Figure 3. Eomes is permissive to some hILC1 attributes

(A) Id2 expression by CD49a⁺ DX5⁻ hILC1s and CD49a⁻ DX5⁺ cNKs among Lin⁻ NK1.1⁺ NKp46⁺ type 1 ILCs from the livers and spleens of Id2^hCD5/+ mice (n=4 mice). (B) Id2 expression by CD49a⁺ Eomes⁻ hILC1s, CD27⁺ Eomes⁺ immature cNKs, and CD27⁻ Eomes⁺ mature cNKs from the spleens of Id2^hCD5/+ mice (n=4 mice). (C) Flow cytometry of Id2 and Eomes expression by NK1.1⁺ NKp46⁺ type 1 ILCs from the livers and spleens of Id2^hCD5/+ and Tg⁺ Id2^hCD5/+ mice (n=5 mice per genotype).

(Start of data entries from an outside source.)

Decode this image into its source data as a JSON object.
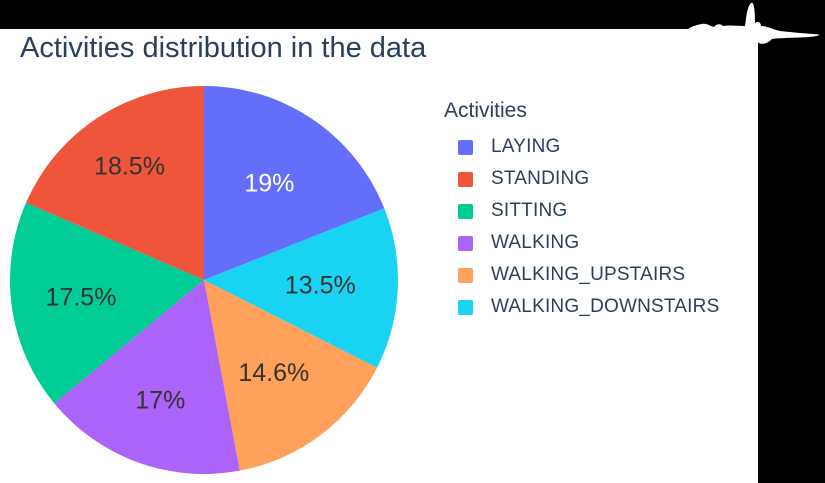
{
  "window": {
    "background_color": "#000000",
    "panel_color": "#ffffff"
  },
  "chart_data": {
    "type": "pie",
    "title": "Activities distribution in the data",
    "title_color": "#2a3f5f",
    "legend_title": "Activities",
    "legend_position": "right",
    "labels": [
      "LAYING",
      "STANDING",
      "SITTING",
      "WALKING",
      "WALKING_UPSTAIRS",
      "WALKING_DOWNSTAIRS"
    ],
    "values": [
      19,
      18.5,
      17.5,
      17,
      14.6,
      13.5
    ],
    "unit": "%",
    "colors": [
      "#636efa",
      "#ef553b",
      "#00cc96",
      "#ab63fa",
      "#ffa15a",
      "#19d3f3"
    ],
    "slice_text": [
      "19%",
      "18.5%",
      "17.5%",
      "17%",
      "14.6%",
      "13.5%"
    ],
    "slice_text_colors": [
      "#ffffff",
      "#333333",
      "#333333",
      "#333333",
      "#333333",
      "#333333"
    ],
    "draw_order_clockwise_from_top": [
      0,
      5,
      4,
      3,
      2,
      1
    ],
    "label_radius_factors": [
      0.6,
      0.7,
      0.64,
      0.66,
      0.6,
      0.6
    ],
    "text_color": "#2a3f5f"
  }
}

Absolute numbers of Id2^hi cells are indicated. (D) Flow cytometry of CD127 and integrin α_v expression by Id2^hi NK1.1⁺ NKp46⁺ type 1 ILCs from the livers and spleens of Id2^hCD5/+ and Tg⁺ Id2^hCD5/+ mice (n=3–4 mice per genotype). (E) Frequency of NKG2A/C/E, Ly49D/G2/H, CD27, CD11b, CD43, KLRG1, and CD122 expression by Id2^hi NK1.1⁺ NKp46⁺ type 1 ILCs from the livers of Id2^hCD5/+ and Tg⁺ Id2^hCD5/+ mice (n=4 mice per genotype). (F) Flow cytometry of helper-like (CD127⁺ integrin α_v+) cells among Ly49⁻ NK1.1⁺ NKp46⁺ type 1 ILCs from the spleens of WT, Tg²⁺, Tbx21^−/−, and Tg²⁺ Tbx21^−/− mice. Absolute numbers of hILC1-like cells in the livers and spleens of n=2 mice per genotype are summarized. (A-F) Data were obtained from mice that have 1 (Tg⁺) or 2 (Tg²⁺) copies of the transgene as indicated. Data are mean ± SEM representative of 2–5 independent experiments; *p<0.05, **p<0.01, ***p<0.001.